9:10 a.m.   Glenn Greenwald will kick off "Meet the Press" in a few minutes--what, no John McCain?--on Snowden's flight.... Reports that plane landed at 9:03 ET.

9:00 a.m.  Photo at left via RT shows journos and passengers at gate awaiting arrival of Snowden flight in Moscow. ... BBC points out that Snowden has no Russian visa so will have to sleep overnight at special area at the airport. 

8:40 a.m. The Guardian notes tweet from Jon Williams of ABC News:  "Snowden's Aeroflot flight to Havana passes thru US airspace. Will Federal authorities allow wanted man to fly over US or make plane land?"

8:05  a.m.
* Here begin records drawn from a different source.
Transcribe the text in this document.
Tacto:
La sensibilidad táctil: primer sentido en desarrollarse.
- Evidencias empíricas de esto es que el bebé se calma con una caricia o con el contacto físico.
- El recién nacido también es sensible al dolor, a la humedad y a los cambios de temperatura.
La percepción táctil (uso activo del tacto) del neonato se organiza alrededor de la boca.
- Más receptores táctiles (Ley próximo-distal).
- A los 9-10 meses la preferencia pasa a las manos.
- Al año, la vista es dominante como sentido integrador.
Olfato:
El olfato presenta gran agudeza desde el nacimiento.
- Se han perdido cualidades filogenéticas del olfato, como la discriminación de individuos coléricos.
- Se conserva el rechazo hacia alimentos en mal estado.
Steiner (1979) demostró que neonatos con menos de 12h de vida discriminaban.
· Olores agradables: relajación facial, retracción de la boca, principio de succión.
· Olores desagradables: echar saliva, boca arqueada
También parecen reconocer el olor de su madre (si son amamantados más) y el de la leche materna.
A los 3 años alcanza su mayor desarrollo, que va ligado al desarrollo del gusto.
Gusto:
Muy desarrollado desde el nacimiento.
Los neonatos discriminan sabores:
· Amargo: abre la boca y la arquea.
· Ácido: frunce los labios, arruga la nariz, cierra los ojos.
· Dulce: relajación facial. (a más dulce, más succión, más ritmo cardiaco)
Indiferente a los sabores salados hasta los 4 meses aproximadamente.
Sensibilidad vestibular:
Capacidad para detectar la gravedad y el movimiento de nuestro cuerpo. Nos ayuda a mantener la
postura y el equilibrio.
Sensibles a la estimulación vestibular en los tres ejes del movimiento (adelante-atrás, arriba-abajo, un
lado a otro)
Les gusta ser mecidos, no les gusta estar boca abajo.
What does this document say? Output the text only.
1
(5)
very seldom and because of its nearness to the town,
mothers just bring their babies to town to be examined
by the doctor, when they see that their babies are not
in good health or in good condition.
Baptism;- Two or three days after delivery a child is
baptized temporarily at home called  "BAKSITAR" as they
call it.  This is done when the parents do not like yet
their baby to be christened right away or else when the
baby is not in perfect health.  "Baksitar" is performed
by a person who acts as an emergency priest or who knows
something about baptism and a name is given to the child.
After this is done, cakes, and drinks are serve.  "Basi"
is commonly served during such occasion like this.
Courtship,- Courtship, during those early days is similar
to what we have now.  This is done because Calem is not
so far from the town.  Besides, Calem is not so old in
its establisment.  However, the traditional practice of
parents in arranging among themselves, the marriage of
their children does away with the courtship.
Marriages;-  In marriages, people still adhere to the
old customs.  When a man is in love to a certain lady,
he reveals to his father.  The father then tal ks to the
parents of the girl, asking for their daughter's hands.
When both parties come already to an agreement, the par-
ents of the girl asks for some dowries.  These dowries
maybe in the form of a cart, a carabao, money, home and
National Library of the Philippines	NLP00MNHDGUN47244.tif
Promised WikiLeaks statement just out:  "He is bound for a democratic nation via a safe route for the purposes of asylum, and is being escorted by diplomats and legal advisors from WikiLeaks.  Mr Snowden requested that WikiLeaks use its legal expertise and experience to secure his safety. Once Mr Snowden arrives at his final destination his request will be formally processed."  And now WikiLeaks on Twitter says flight will touch down in Moscow within the hour.

Reuters' source confirms Snowden booked for Cuba and on to Caracas. 

7:50 a.m. Photo left of WikiLeaks staffer Sarah Harrison who is accompanying Snowden on flight, at Frontline Club in London.   Video of her speaking here. ...That Hong Kong newspaper says local human rights experts helped Snowden, also.   

7:00 a.m. ET  The Guardian actually has a live blog on the Flight of Snowden (see AP story below).   One of latest updates:  Naming his WikiLeaks companion and claim they are book on flight to Cuba on Monday.

Also,  you can follow his airliner on its path here, as it nears Moscow.  News report on Julian Assange claiming he brokered the move.
(AP)  A former National Security Agency contractor wanted by the United States for revealing highly classified surveillance programs has been allowed to leave for a “third country” because a U.S. extradition request did not fully comply with Hong Kong law, the territory’s government said Sunday.

Hong Kong’s government did not identify the country, but the South China Morning Post, which has been in contact with Edward Snowden, reported that he was on a plane for Moscow, but that Russia was not his final destination.

Snowden, who has been in hiding in Hong Kong for several weeks since he revealed information on the highly classified spy programs, has talked of seeking asylum in Iceland.

However, Russia’s ITAR-Tass news agency cited an unidentified Aeroflot official as saying Snowden would fly from Moscow to Cuba on Monday and then on to Caracas, Venezuela.